Electronics retail chain Dick Smith has collapsed into voluntary administration.
Shares in Dick Smith Holdings were placed in a trading halt on Monday morning ahead of an announcement about the retailer’s debt financing.
In a statement to shareholders this morning, Dick Smith chairman Rob Murray said the company’s board has appointed voluntary administrators “with considerable regret”.
“Sales and cash generation in December were below management expectations, continuing a trend experienced during 2015,” Murray said.
“The company explored alternative funding, however, the directors formed the view that any success in obtaining alternative funding would not have been sufficiently timely to support short-term funding requirements and allow the company to order required inventory during the next four to six weeks.”

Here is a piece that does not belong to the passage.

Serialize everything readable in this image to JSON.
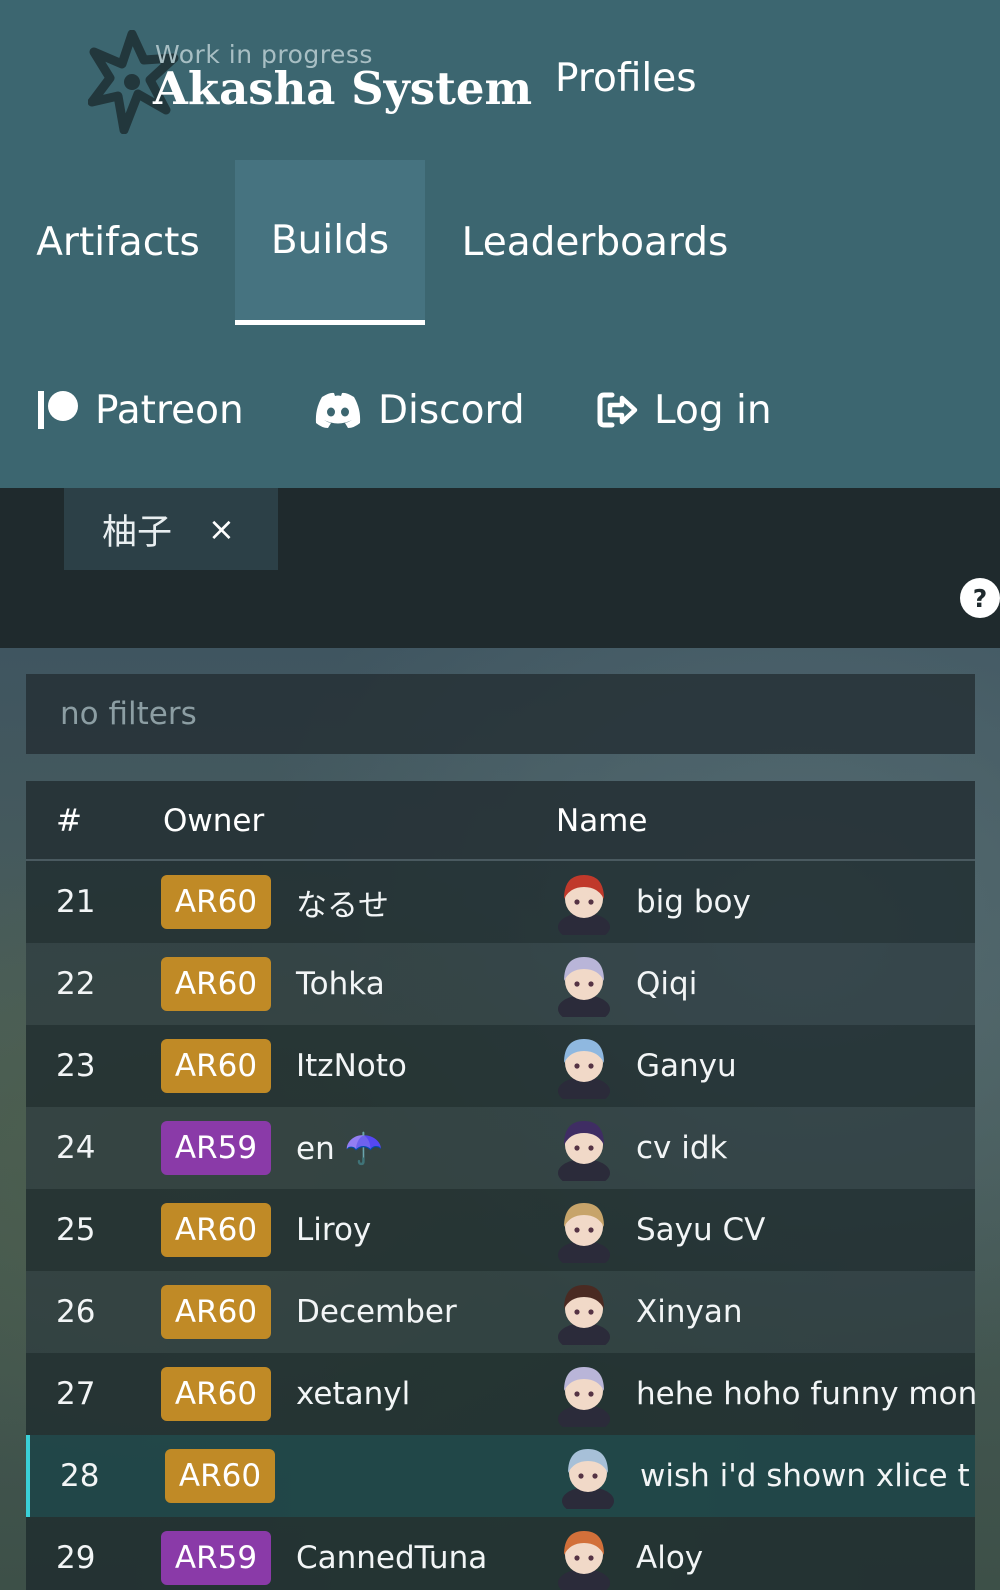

McGrathNicol has been appointed to manage the voluntary administration and Murray said the Dick Smith board and senior management will work with the administrators to “explore all options to allow the company to continue as a going concern”.
“The board believes the appointment of a voluntary administrator as this time is the best way to protect the interests of shareholders, creditors, employees, suppliers and other stakeholders,” Murray said.
The Australian reported last night that lead bankers for Dick Smith, National Australia Bank and HSBC, had appointed James Stewart of Ferrier Hodgson as receiver to the company.
Shares in Dick Smith last traded at 35.5 cents, which is a decline of more than 80% from the company’s debut share price of $2.20 when it listed on the Australian Securities Exchange in December 2013.
Private equity firm Anchorage Capital purchased the Dick Smith business from Woolworths for $115 million in November 2012, paying just $20 million upfront, and floated the company on the ASX with a market valuation of $520 million 12 months later.
Speaking at an event in September 2014 about the acquisition and subsequent float, Dick Smith chief executive Nick Abboud said the retail chain was planning to grow from 380 stores at the time to 450 and grow its online sales to 10% of total sales in the space of two years. At the same event, Phil Cave, managing director of Anchorage Capital and then chairman of Dick Smith Holdings, said the company was growing at well over 10% a year.
The retailer’s share price began to lose ground in the second half of 2015 following two profit warnings and weaker than expected sales. Net profit after tax for the 2016 financial year had previously been forecasted to come in at between $45 million to $48 million, however, Dick Smith said in a trading update at the end of October that that figure was likely to be between $5 million and $8 million lower.
At the end of November, Dick Smith revealed it was writing off 20% of its stock to the tune of $60 million.
Shortly after the retailer rolled out what it called a “mammoth” clearance sale, slashing prices on old stock by as much as 70%.
Entrepreneur Dick Smith, who founded the electronics company in 1968, has not owned shares in the company since he sold the business to Woolworths in 1982.